The city’s reputation as a place where anything goes kept the tourists coming and the construction industry booming. While Vegas briefly tried to re-market itself as a family-friendly destination, the seedy side never went away. In fact, when that failed to bring in the families, Las Vegas promptly went back to what drew tourists: the adult industry.

Nevada’s legalized prostitution laws attract countless teenagers and university students from around the country. Las Vegas reality tv shows play off these themes, with the newest showcasing the life of Vegas gigolos—complete with “real life” pornographic sex scenes. Sex tourism is an integral part of the Vegas economy. And Las Vegans are proud of it.

Ironically, in 2004, over 128,000 people tied the knot in Las Vegas—making it the marriage capital of America. Amazingly, according to the Las Vegas Sun, 5 percent of marriages in America take place near The Strip.

Vegas during the fat years was the place that more Americans wanted to move to than virtually anywhere else. The greater metropolitan population zoomed from around 500,000 in 1980 to around 1.9 million at its peak—one of the fastest growth rates in the country.

That in itself speaks volumes about America. What makes living in the middle of a hot, dry desert so appealing? Vegas’s popularity says a lot about America’s mental condition and what we value as a society.

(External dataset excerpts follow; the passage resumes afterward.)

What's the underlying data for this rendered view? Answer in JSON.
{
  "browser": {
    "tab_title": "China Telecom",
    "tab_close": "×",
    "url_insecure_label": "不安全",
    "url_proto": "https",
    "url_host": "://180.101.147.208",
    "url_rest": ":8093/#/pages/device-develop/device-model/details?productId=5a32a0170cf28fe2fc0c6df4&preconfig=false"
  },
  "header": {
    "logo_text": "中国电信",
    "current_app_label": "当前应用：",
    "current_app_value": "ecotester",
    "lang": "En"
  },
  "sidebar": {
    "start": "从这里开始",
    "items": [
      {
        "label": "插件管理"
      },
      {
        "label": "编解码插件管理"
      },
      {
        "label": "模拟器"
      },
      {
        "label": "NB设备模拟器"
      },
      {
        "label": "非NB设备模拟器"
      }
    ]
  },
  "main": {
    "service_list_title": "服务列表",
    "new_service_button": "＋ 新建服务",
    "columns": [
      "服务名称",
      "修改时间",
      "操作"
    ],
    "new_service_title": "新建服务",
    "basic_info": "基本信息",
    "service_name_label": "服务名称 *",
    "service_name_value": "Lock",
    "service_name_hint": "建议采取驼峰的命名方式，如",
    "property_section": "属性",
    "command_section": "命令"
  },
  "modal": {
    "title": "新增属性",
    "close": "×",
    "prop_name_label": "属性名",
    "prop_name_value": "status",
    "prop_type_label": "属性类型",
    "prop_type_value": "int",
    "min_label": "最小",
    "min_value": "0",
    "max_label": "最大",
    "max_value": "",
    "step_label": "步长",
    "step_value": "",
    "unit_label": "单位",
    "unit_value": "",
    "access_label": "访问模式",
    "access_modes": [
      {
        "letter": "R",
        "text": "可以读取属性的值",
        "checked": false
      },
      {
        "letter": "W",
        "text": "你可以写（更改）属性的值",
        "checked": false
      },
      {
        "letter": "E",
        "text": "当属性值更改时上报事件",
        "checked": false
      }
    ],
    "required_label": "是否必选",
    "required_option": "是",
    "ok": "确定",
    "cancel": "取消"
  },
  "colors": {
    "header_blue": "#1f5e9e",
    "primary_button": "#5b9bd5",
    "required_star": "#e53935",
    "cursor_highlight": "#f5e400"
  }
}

Walking down Las Vegas Boulevard, seeing the sparkly high rises, the smiling faces, the hustle and bustle, you might be tempted to think that life continues as usual despite the Great Recession—but it is just one colossal bluff.

You don’t have to look too far to see the amazing transformation of this boom-to-bust town. Just look down—as in, beneath the street.

Underneath Sin City’s most famous casinos is a secret world: a matrix of flood tunnels that run for miles. Yes, Las Vegas has another kind of underground community: people—even families—living like rats. And when it rains, sometimes drowning like rats, too.

It is a life far from ordinary, but it is becoming far too common. It is estimated that the population of the underground could be as many as 700. Granted, that is just a fraction of Las Vegas’s 14,000 homeless, and most have drug and alcohol problems, but the collapsing economy has added to these ignoble rolls. On occasion Matthew O’Brien, author of Beneath the Neon, sees teddy bears and other toys in the makeshift shelters, evidence that children are living in the damp, dark, cockroach-infested, broken-glass-and-hypodermic-needle-strewn tunnels too.

It is a terrible picture, made the more so by the show of gaudy consumption and extravagance just feet above their heads. People dig through dumpsters while others with diamond rings just around the corner drop $1,000 a hand at the Black Jack table. Those with more money to spend and an appetite for other pulls of the flesh can join private parties at rooftop pools.

When you can’t stomach looking down or up anymore, shift your view to the silent suburbs.

When the great recession hit, no other major U.S. city was more devastated than Las Vegas. Here is where the most pain has been felt by the most people.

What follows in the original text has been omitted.